The second perspective is to invest in stocks that are already favored by the majority but actual fundamentals are even better than expected. We did invest along this perspective before 2015, but have not found many chances in recent years. These popular stocks generally have high valuations reflecting high market expectations. The challenge lies in what method one can use to determine that the actual fundamental is even better than the already high market expectations.

We produced a few new investment methods to apply the second perspective. In addition to our investment process and analytical framework, we also found more effective ways to analyze and evaluate the majority’s expectations. The stocks identified by this second perspective generally are popular among the majority, having high market expectations, mid-small cap, growth style and strong price momentum and investment horizon is relatively short.

The traits of second perspective complement the stocks selected from first perspective, which are generally unpopular among the majority, having low market expectations, large cap, value oriented, weak price momentum, and require longer investment horizon.

Integration of the two perspectives is necessary. Portfolio managers are usually good at one particular style or perspective. It is not easy to integrate two investment perspectives with very different characters. We aware the importance of such skill after years of weathering different market conditions and cycles. Our understanding of investment in China market is further improved after more research on behavioral finance theory and reflections on contrarian investment in the past two years, and we are now more adaptive for different investment perspectives.

Most improvements and breakthroughs do not happen in good times, but are achieved under challenging circumstances. Every portfolio manager will face his or her days of underperformance. Over the past 8 years, our strategy has experienced five rounds of drawdown or underperforming cycles. When the market is in favor, it is natural to think that one’s philosophy, strategy and judgement is flawless, which makes it difficult to reflect deeply and further improve. However, when the market is against the portfolio manager’s decision, it allows one to rid the overconfidence and provides an opportunity to reflect and improve. We are always grateful for the drills and the reflections brought by adversity and pressure.

For the stocks and sectors selected based on the first perspective, we will continue to hold. Chinese banks are trading near lowest valuation in history while having the best asset quality in a decade.
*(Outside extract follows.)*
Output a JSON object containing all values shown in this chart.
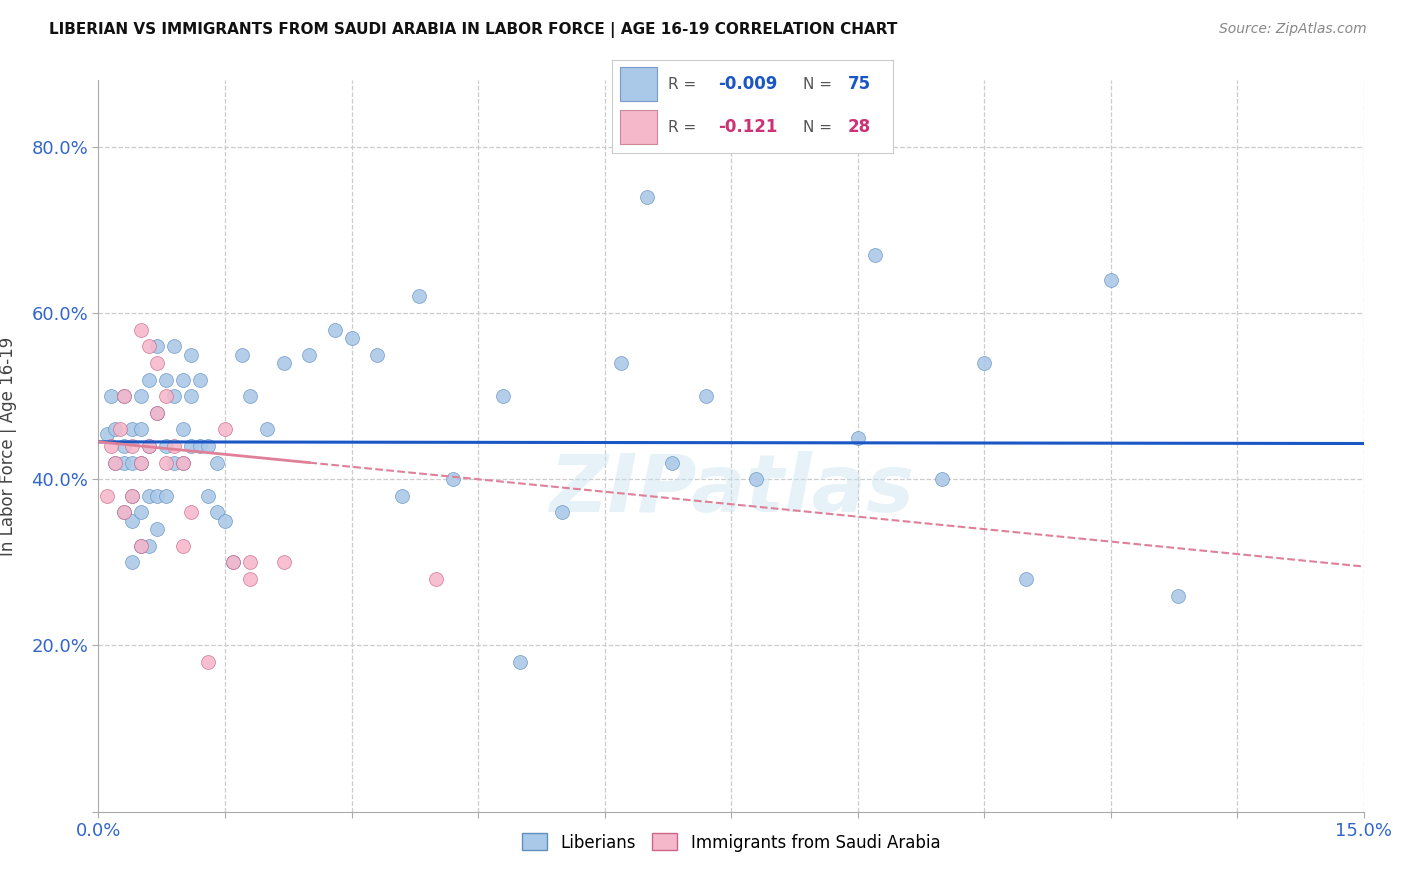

The 2021Q3 results confirmed profit growth sustainability for major banks. While Chinese property developers might continue to facing monthly sales figures decline, the marginal loosening of credit policy will relieve liquidity pressure and recover market confidence. Leading property developers with healthy balance sheet will benefit in future land auctions and industry consolidation. The valuation of Chinese insurers has fully reflected the market’s pessimistic view on new business growth.

Meanwhile, we need to balance the portfolio style as well as short and long-term performance. We will add stocks selected on the second perspective over the next few months. We will continue to focus on the opportunities created by majority’s bias. The actual allocation and pace will depend on the market condition.

Overall, our strategy will be more balanced in terms of market cap and style. The sector exposure will be more diversified with more mid-small growth stocks included. The mid-small caps have shown strong momentum since 2021Q2. The overall PE ratio of Chinese mid-small caps is still at relatively low level according to historical data, and taking future growth into consideration, the PEG ratio is even lower. China equity mutual fund allocation of mid-small caps is at relatively low level with a sign of increase observed in 2021Q3.

The investment strategy adjustment is backed by our recent years’ research and adapting to the current market condition. While the stocks traits of the two investment perspectives are different, the overarching investment philosophy is still united under “alpha comes from the majority’s bias”. This integration allows us to capture more investment opportunities with more flexibilities, and improves strategy competence.

We believe this investment methodology evolution can cope with the changing environment, and confidently look forward to the test ahead.